虽然机器学习 (ML) 模型在预测方面表现出色,但由于缺乏对其预测的直观理解和解释,因此并未得到广泛应用。因此,可解释性机器学习是一个新兴的研究领域,它结合了机器学习模型的性能和可解释性,为复杂决策分析提供全面的解决方案。相反,婴儿死亡率是一个全球性的公共卫生问题,影响着健康、社会福利、社会经济发展和医疗保健服务。本研究采用先进的可解释性机器学习技术来预测和理解孟加拉国婴儿死亡率的影响因素,克服了传统逻辑回归 (LR) 模型的缺点。
本研究利用全局替代模型和局部个体条件期望 (ICE) 可解释性技术,使用来自孟加拉国人口与健康调查 (BDHS) 2017-18 年的数据,通过支持向量机 (SVM) 揭示婴儿死亡率的显著特征。为了研究婴儿死亡率的复杂决策分析,我们采用了 SVM 和 LR 技术,并调整了超参数。首先使用接收器工作特征 (ROC) 曲线、运行时间和混淆矩阵参数(100 次迭代)对这些模型的性能进行评估。然后,比较了 SVM 模型的模型不可知解释和 LR 模型的解释,以增强对模型的深入理解。
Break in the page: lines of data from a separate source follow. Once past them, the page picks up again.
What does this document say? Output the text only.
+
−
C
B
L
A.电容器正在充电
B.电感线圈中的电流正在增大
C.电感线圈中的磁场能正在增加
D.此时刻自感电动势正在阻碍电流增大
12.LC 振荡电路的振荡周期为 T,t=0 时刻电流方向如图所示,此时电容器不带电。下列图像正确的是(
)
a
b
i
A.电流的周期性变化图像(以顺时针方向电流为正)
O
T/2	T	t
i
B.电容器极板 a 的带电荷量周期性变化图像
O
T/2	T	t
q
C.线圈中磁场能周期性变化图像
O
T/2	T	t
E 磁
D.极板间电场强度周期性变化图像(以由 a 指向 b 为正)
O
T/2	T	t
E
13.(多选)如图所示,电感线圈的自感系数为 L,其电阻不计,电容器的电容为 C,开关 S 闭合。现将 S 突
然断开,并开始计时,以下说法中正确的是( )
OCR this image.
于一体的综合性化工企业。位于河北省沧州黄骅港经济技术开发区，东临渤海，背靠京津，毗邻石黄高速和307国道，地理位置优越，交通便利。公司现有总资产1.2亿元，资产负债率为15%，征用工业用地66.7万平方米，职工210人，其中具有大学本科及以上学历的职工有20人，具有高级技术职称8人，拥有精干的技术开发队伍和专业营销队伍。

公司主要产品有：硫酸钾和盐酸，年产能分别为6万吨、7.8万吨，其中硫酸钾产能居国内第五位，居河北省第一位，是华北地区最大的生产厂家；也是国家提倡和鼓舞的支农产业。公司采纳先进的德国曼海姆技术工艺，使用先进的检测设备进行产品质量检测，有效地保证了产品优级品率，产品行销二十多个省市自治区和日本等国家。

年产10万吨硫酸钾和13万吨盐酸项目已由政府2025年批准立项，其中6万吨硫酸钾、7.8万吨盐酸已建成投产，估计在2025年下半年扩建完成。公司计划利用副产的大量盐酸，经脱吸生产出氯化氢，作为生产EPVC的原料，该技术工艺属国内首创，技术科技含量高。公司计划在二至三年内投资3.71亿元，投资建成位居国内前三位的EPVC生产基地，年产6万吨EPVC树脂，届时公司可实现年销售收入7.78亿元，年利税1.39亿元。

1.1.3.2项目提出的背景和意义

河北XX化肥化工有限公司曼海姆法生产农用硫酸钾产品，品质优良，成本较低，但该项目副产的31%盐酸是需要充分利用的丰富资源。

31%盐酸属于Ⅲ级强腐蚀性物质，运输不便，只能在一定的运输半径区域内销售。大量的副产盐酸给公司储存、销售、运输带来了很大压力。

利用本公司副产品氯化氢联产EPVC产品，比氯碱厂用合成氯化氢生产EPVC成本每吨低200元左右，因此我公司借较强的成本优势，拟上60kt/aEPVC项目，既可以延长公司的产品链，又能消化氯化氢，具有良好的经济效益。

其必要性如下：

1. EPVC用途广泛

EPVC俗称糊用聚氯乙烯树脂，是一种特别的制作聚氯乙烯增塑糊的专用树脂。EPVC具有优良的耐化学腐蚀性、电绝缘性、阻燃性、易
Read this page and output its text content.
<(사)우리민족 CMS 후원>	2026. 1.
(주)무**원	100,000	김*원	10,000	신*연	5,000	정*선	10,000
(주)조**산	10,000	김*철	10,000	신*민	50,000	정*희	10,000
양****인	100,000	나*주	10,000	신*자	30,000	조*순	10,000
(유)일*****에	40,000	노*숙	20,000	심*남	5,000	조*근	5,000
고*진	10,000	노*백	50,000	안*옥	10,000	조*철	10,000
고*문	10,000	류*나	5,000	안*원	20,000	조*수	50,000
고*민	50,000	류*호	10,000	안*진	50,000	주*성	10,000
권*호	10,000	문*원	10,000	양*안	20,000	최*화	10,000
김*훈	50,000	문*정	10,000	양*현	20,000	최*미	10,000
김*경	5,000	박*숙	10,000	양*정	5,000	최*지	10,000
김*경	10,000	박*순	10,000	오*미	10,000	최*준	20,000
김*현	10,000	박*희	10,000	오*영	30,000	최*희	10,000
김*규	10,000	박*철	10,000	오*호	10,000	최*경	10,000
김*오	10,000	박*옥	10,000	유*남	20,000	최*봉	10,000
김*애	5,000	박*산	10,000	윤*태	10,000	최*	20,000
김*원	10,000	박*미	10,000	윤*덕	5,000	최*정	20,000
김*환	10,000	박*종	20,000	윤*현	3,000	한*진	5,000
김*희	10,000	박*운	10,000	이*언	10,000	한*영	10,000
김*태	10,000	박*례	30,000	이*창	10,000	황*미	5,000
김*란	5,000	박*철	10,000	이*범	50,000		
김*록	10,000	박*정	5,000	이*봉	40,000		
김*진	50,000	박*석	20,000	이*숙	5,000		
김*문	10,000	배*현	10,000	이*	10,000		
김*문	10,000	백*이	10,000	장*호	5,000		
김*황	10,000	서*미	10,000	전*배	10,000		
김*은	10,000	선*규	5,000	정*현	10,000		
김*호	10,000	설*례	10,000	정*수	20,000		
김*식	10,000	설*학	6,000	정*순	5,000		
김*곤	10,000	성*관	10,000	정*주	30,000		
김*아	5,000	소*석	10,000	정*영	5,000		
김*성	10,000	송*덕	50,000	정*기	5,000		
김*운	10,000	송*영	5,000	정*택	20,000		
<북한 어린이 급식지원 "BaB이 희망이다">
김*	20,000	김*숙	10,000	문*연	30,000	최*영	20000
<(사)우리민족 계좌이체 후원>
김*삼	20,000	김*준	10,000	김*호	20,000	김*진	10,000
100 次迭代的结果表明,LR 模型(平均:准确率=0.9105,精确率=NaN,敏感度=0,特异性=1,F1 分数=0,ROC 曲线下面积 (AUC)=0.6780,运行时间=0.0832)优于 SVM 模型(平均:准确率=0.8470,精确率=0.1062,敏感度=0.0949,特异性=0.9209,F1 分数=0.1000,AUC=0.5632,运行时间=0.0254)在预测婴儿死亡率方面,但 LR 模型运行时间较慢,无法预测任何阳性病例。LR 分析的解释表明,当母亲在两年后分娩、教育程度较高、超重或肥胖、有工作的母亲和家庭使用污染性烹饪燃料时,婴儿死亡率会降低。局部 ICE 可解释性技术描绘了个体对第一个生日内死亡平均概率的影响,探索了可解释性 SVM 模型,该模型表明,BMI 正常、两年内分娩、使用污染性较小烹饪燃料、有工作的母亲和有男婴的母亲更有可能经历婴儿死亡。基于全局替代模型的可解释性 SVM 模型还表明,在家中使用污染性烹饪燃料且工作的母亲以及怀孕间隔超过两年但使用污染性较小烹饪燃料的工作女性,婴儿死亡率更高。即使在使用污染性烹饪燃料且在头胎后两年内分娩的非工作母亲中,婴儿死亡率也更高。
可解释性 SVM 模型揭示了全局解释有助于临床医生了解整个条件分布,而局部解释则侧重于特定实例,为模型行为提供了不同的见解。可解释性机器学习模型通过改进决策制定策略和建立有效的家庭咨询服务,帮助政策制定者、利益相关者和家庭了解和预防婴儿死亡。